In response to Danielle's blog, the definition of normal isn't really a definition at all, it's a changing cultural continuum.
Danielle talks about what makes the circus people originally fit into the stereotypical category of "freaks," their physical attributes or unusual skills.
Then she talks about Cleo, the typical beauty, who becomes a "freak" to the viewer when she tries to poison a man for his money.
If Cleo were a normal woman who hadn't done such socially unacceptable things in the film, I believe we'd still consider the circus people as freakish, even after seeing them interact in their daily lives.
What forces the transfer of the title "freak" is when one person takes on a less socially acceptable attribute than those around them.
The circus people are freaks, but wait, Cleo is worse, so she's the real freak.

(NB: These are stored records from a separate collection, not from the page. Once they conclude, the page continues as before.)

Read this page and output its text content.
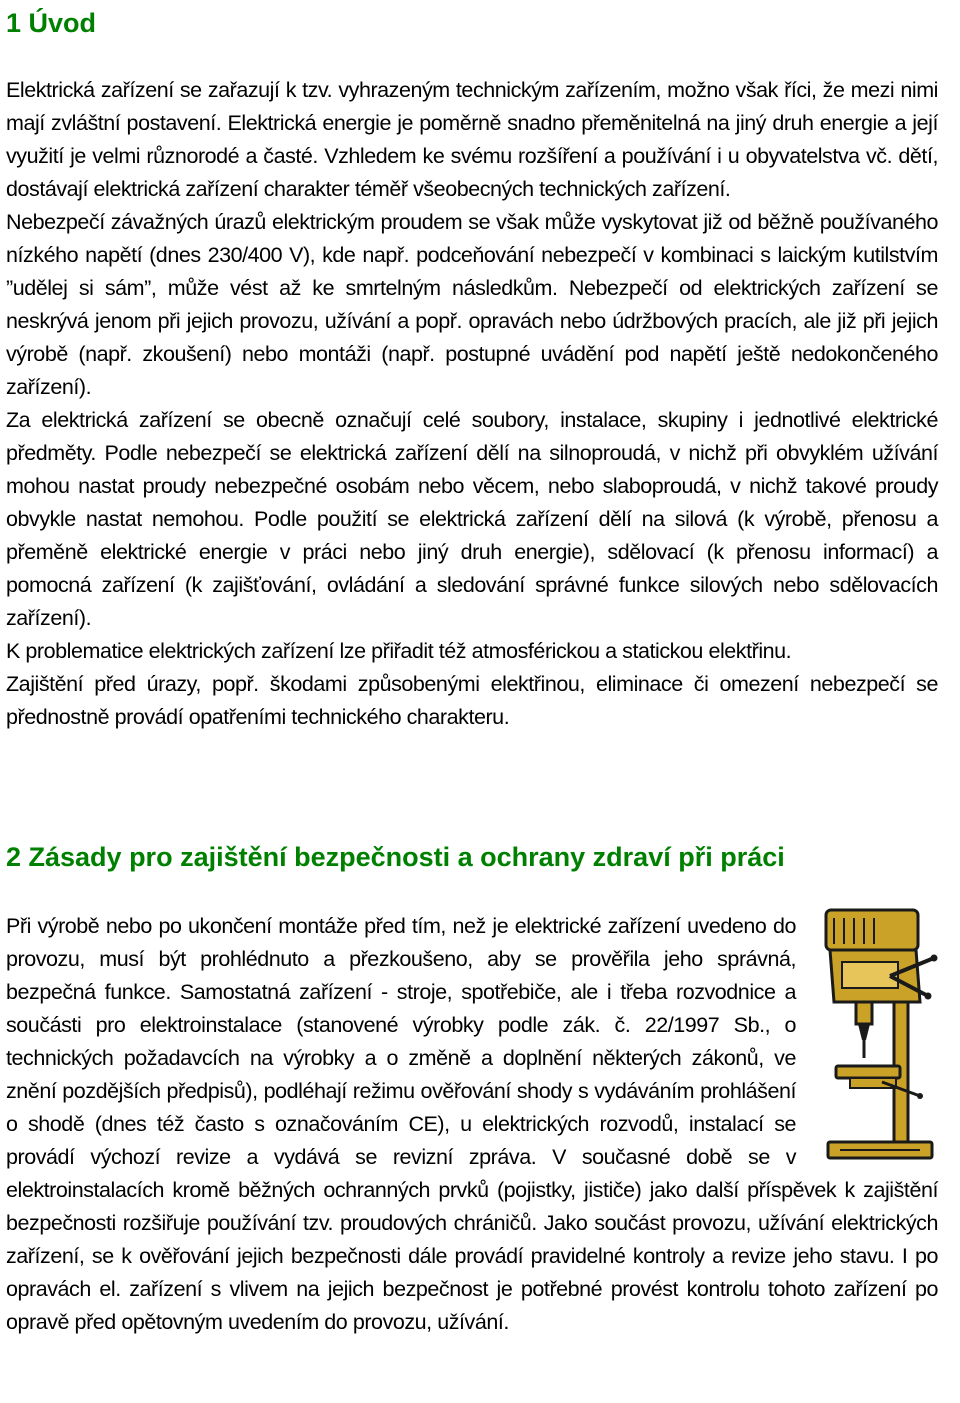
1 Úvod

Elektrická zařízení se zařazují k tzv. vyhrazeným technickým zařízením, možno však říci, že mezi nimi mají zvláštní postavení. Elektrická energie je poměrně snadno přeměnitelná na jiný druh energie a její využití je velmi různorodé a časté. Vzhledem ke svému rozšíření a používání i u obyvatelstva vč. dětí, dostávají elektrická zařízení charakter téměř všeobecných technických zařízení.

Nebezpečí závažných úrazů elektrickým proudem se však může vyskytovat již od běžně používaného nízkého napětí (dnes 230/400 V), kde např. podceňování nebezpečí v kombinaci s laickým kutilstvím ”udělej si sám”, může vést až ke smrtelným následkům. Nebezpečí od elektrických zařízení se neskrývá jenom při jejich provozu, užívání a popř. opravách nebo údržbových pracích, ale již při jejich výrobě (např. zkoušení) nebo montáži (např. postupné uvádění pod napětí ještě nedokončeného zařízení).

Za elektrická zařízení se obecně označují celé soubory, instalace, skupiny i jednotlivé elektrické předměty. Podle nebezpečí se elektrická zařízení dělí na silnoproudá, v nichž při obvyklém užívání mohou nastat proudy nebezpečné osobám nebo věcem, nebo slaboproudá, v nichž takové proudy obvykle nastat nemohou. Podle použití se elektrická zařízení dělí na silová (k výrobě, přenosu a přeměně elektrické energie v práci nebo jiný druh energie), sdělovací (k přenosu informací) a pomocná zařízení (k zajišťování, ovládání a sledování správné funkce silových nebo sdělovacích zařízení).

K problematice elektrických zařízení lze přiřadit též atmosférickou a statickou elektřinu.

Zajištění před úrazy, popř. škodami způsobenými elektřinou, eliminace či omezení nebezpečí se přednostně provádí opatřeními technického charakteru.

2 Zásady pro zajištění bezpečnosti a ochrany zdraví při práci

Při výrobě nebo po ukončení montáže před tím, než je elektrické zařízení uvedeno do provozu, musí být prohlédnuto a přezkoušeno, aby se prověřila jeho správná, bezpečná funkce. Samostatná zařízení - stroje, spotřebiče, ale i třeba rozvodnice a součásti pro elektroinstalace (stanovené výrobky podle zák. č. 22/1997 Sb., o technických požadavcích na výrobky a o změně a doplnění některých zákonů, ve znění pozdějších předpisů), podléhají režimu ověřování shody s vydáváním prohlášení o shodě (dnes též často s označováním CE), u elektrických rozvodů, instalací se provádí výchozí revize a vydává se revizní zpráva. V současné době se v elektroinstalacích kromě běžných ochranných prvků (pojistky, jističe) jako další příspěvek k zajištění bezpečnosti rozšiřuje používání tzv. proudových chráničů. Jako součást provozu, užívání elektrických zařízení, se k ověřování jejich bezpečnosti dále provádí pravidelné kontroly a revize jeho stavu. I po opravách el. zařízení s vlivem na jejich bezpečnost je potřebné provést kontrolu tohoto zařízení po opravě před opětovným uvedením do provozu, užívání.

It all has to do with bias and social circumstances, cultural norms and levels of tolerance.
Physically, the circus people for the most part are abnormal. They do not statistically fit into the norm of body forms.
However, whether this makes them a "freak" or not relates to the associations society has with these abnormalities.
Freak is a negative term.
So where do we draw the line where a person is no longer simply different from us, but rather a freak?
I has to do with acceptance.
"One of us one of us we accept her we accept her," they chant at the wedding feast.
They no longer think of Cleo so negatively, they accept her.
This is a prime example of the transition from outgroup to a member of a particular community.
She is now one of them, she is no longer "other," she is more socially acceptable, and therefore less of a "freak" to the circus people, whose norm is to be abnormal.